17h01: la finale France-Croatie du Mondial de football a commencé. Alors que je ne voulais pas m’y intéresser, j’y suis comme entraîné, aspiré.
Dehors, le petit square est presque vide, quelques enfants perdus, trop jeunes pour être eux aussi happés par la frénésie ambiante. Il y a une heure, l’air dans la rue était électrique, brûlant, irrespirable, les souffles des passants étaient courts et bruyants, les cris extatiques des enfants exaltés et happés par la tension, les hommes et les femmes battant le pavé fébrilement, arborant des couleurs, un air déterminé, un drapeau ou des traits de maquillage bleu-blanc-rouge. Un air électrique -resterait à voir ce que cela signifie vraiment. Tendu, oscillant, picotant la peau. Survolté. Excessif.
Comme historien, j’adore vivre ces moments, un peu de l’extérieur, mais aussi un peu en-dedans. C’est ainsi que l’on comprend mieux l’incompréhensible: les (auto-)manipulations des âmes et des corps, la création d’un état d’esprit par le corps social lui-même, aidé plus ou moins par les institutions. On se situe au-delà de la rumeur ou du bruit qui se répand avec la même force mais de manière plus inégale, dans certaines couches de la société ou dans certains quartiers, plus instillée que diffusée, sans vraie caution globale. La rumeur peut elle aussi être préparée, construite, manipulée, lancée, lâchée, et elle peut avoir des conséquences terribles. Mais elle clive, elle peut être vite mise en abîme, éclairée, démontée et dénoncée. Elle est dite et dénoncée comme rumeur, comme un « autre discours ».
Ici, maintenant, ce n’est pas une rumeur, c’est un état d’esprit, un mouvement de « mentalités » comme auraient dit les historiens dans les années 70-80. Quelque chose qui glace le sang, qui donne des frissons, qui emporte sans autre possibilité. Un mouvement global dont on ne peut pas se départir ou quitter sans être mis sur le banc de touche, sans être montré du doigt voire menacé. Un discours unique et total. Malheur à qui ne peut se réjouir avec la communauté toute entière. On est dedans ou on n’en est pas. Et, qu’on le veuille ou non, on est dedans…

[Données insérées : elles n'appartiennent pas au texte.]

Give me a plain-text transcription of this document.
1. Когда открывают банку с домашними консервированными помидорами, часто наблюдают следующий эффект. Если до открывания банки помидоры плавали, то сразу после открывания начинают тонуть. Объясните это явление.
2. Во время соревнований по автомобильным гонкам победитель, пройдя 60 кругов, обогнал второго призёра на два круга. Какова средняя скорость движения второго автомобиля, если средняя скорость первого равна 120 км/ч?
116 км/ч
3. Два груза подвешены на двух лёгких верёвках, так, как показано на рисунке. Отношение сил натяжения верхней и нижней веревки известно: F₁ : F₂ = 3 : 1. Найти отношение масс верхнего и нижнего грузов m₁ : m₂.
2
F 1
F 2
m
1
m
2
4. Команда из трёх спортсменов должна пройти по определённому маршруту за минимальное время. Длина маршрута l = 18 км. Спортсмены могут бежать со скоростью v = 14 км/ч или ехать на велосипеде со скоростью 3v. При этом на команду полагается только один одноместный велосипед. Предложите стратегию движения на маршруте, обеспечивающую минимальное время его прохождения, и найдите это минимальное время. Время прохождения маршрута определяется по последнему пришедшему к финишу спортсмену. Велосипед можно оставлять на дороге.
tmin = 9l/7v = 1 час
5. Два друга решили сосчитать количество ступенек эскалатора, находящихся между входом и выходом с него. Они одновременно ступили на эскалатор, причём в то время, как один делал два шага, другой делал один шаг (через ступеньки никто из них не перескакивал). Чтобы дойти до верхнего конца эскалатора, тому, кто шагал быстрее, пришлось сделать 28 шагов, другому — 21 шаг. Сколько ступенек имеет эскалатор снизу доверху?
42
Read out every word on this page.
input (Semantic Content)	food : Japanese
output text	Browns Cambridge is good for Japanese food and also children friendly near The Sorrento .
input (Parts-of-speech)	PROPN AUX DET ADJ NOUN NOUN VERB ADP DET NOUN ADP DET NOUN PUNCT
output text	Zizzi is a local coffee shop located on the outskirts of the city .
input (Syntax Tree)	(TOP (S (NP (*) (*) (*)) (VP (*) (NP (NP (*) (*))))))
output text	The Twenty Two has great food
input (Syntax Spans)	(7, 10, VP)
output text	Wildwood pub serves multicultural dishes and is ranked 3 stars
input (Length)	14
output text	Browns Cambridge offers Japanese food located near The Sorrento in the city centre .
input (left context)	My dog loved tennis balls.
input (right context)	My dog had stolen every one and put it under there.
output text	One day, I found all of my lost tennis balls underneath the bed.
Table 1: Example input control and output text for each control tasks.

C’est cela que l’historien des temps passés n’arrive pas à saisir: ces cris de joie, presque hystériques, frénétiques en tout cas, proches de la haine recuite de l’antique ennemi, par toute une société, une communauté, un « peuple », prompt à lyncher comme à hisser sur le pavois. Il n’y a pas (ou peu) de sources pour expliquer cela. Nous sommes condamnés à imaginer, avec effroi, ce souffle total qui emporte le monde au fil de l’histoire, qui met à genoux tout le monde, les uns de bonheur, les autres de terreur.
17h26. Le petit square est vide.
17h34. Il est temps de publier ce texte avant que je le regrette.